A few weeks ago, I observed that Tom Homan, Trump’s “border czar,” comes across like a beat cop playing a military general without having to do so under enemy fire. Listening to him, you’d think he was gearing up for war with Russia, not rounding up scared immigrants like a farmer herding cattle.
The Dominican Republic’s blueprint
Well, it turns out the Dominican Republic (DR) is already doing exactly what the incoming Trump administration is threatening to do. Here’s how The New York Times captured the chilling reality of this island nation herding migrants like cattle for deportation:
Desperate Haitians who fled to the Dominican Republic are being sent back in cages. … Cage-like trucks fitted with iron bars that appear designed to carry livestock line up every morning at the border between Haiti and the Dominican Republic. … Since October, more than 71,000 people have been deported to Haiti.
The DR’s dehumanizing operation offers both a logistical playbook and political cover for Trump’s deportation agenda.
Mass deportation: the legal and logistical challenges
Trump has promised to deport 11 to 15 million people, including US-born children of undocumented immigrants. But his bluster rarely matches his follow-through. After all, he vowed in 2016 to build a wall across the southern border and make Mexico pay for it. But he ended up building less than 10 percent of that wall — and Mexico didn’t pay a dime.
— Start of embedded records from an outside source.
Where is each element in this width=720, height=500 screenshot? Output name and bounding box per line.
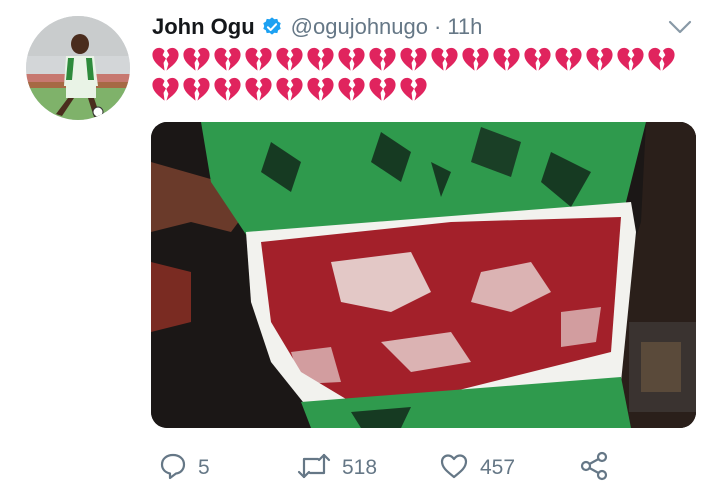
chevron-down-icon[interactable] [666,14,694,40]
tweet-actions: 5 518 457 [150,448,710,488]
broken-heart-icon [274,74,305,104]
broken-hearts-row-2 [150,74,690,104]
broken-heart-icon [336,74,367,104]
broken-heart-icon [150,44,181,74]
verified-badge-icon [261,16,283,38]
broken-heart-icon [305,44,336,74]
like-count: 457 [480,456,516,479]
share-button[interactable] [578,448,610,488]
reply-button[interactable]: 5 [158,448,210,488]
avatar-photo [26,16,130,120]
broken-heart-icon [398,74,429,104]
broken-heart-icon [274,44,305,74]
heart-icon [438,451,470,486]
broken-heart-icon [181,74,212,104]
bloodied-flag-photo [151,122,696,428]
broken-heart-icon [336,44,367,74]
broken-heart-icon [150,74,181,104]
broken-heart-icon [212,74,243,104]
broken-heart-icon [398,44,429,74]
broken-heart-icon [367,44,398,74]
broken-hearts-row-1 [150,44,690,74]
tweet-image[interactable] [151,122,696,428]
broken-heart-icon [646,44,677,74]
share-icon [578,450,610,487]
retweet-count: 518 [342,456,378,479]
broken-heart-icon [460,44,491,74]
broken-heart-icon [584,44,615,74]
broken-heart-icon [305,74,336,104]
reply-icon [158,451,188,486]
reply-count: 5 [198,456,210,479]
broken-heart-icon [429,44,460,74]
broken-heart-icon [243,44,274,74]
broken-heart-icon [212,44,243,74]
tweet-text [150,44,690,104]
display-name[interactable]: John Ogu [152,14,255,40]
avatar[interactable] [26,16,130,120]
user-handle[interactable]: @ogujohnugo [291,14,428,40]
retweet-icon [296,451,332,486]
broken-heart-icon [367,74,398,104]
broken-heart-icon [522,44,553,74]
retweet-button[interactable]: 518 [296,448,377,488]
broken-heart-icon [243,74,274,104]
separator-dot: · [434,14,442,39]
broken-heart-icon [615,44,646,74]
tweet-header: John Ogu @ogujohnugo · 11h [152,10,482,44]
broken-heart-icon [553,44,584,74]
broken-heart-icon [491,44,522,74]
broken-heart-icon [181,44,212,74]
timestamp[interactable]: 11h [447,14,482,40]
like-button[interactable]: 457 [438,448,515,488]
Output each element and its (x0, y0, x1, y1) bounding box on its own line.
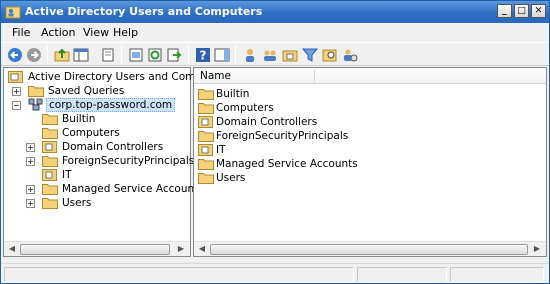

More to the point, non-refoulement and the Geneva Conventions explicitly prohibit deporting people to countries where they face persecution, torture, or death — especially during conflict. And most US migrants could make a credible case that deportation would expose them to such risks. Perhaps that’s why Trump’s team is scrambling to find third-party nations willing to accept Haitian migrants. So far, they’ve failed. Even The Bahamas — already overwhelmed with its own Haitian deportation crisis — has refused.
Trump could make countries an offer they can’t refuse
Of course, Trump has no qualms about playing hardball, as NATO countries can attest. So don’t be surprised if frustration pushes him to ban all flights from countries refusing to accept deportees — especially their own citizens. To drive the point home, he might even include private planes ferrying the wives of political elites coming to America to shop. Trust me, faced with that prospect, Bahamian politicians wouldn’t hesitate to do Trump’s bidding…
Ultimately, the Dominican Republic’s actions lay bare the horrifying reality of mass deportations. They’re a stark warning of the brutality the US could unleash if it follows through with a plan targeting 1,000 times as many migrants. But the real question isn’t whether these deportations violate international law—they do. It’s whether they so deeply offend all notions of humanity that they spark sustained public protests.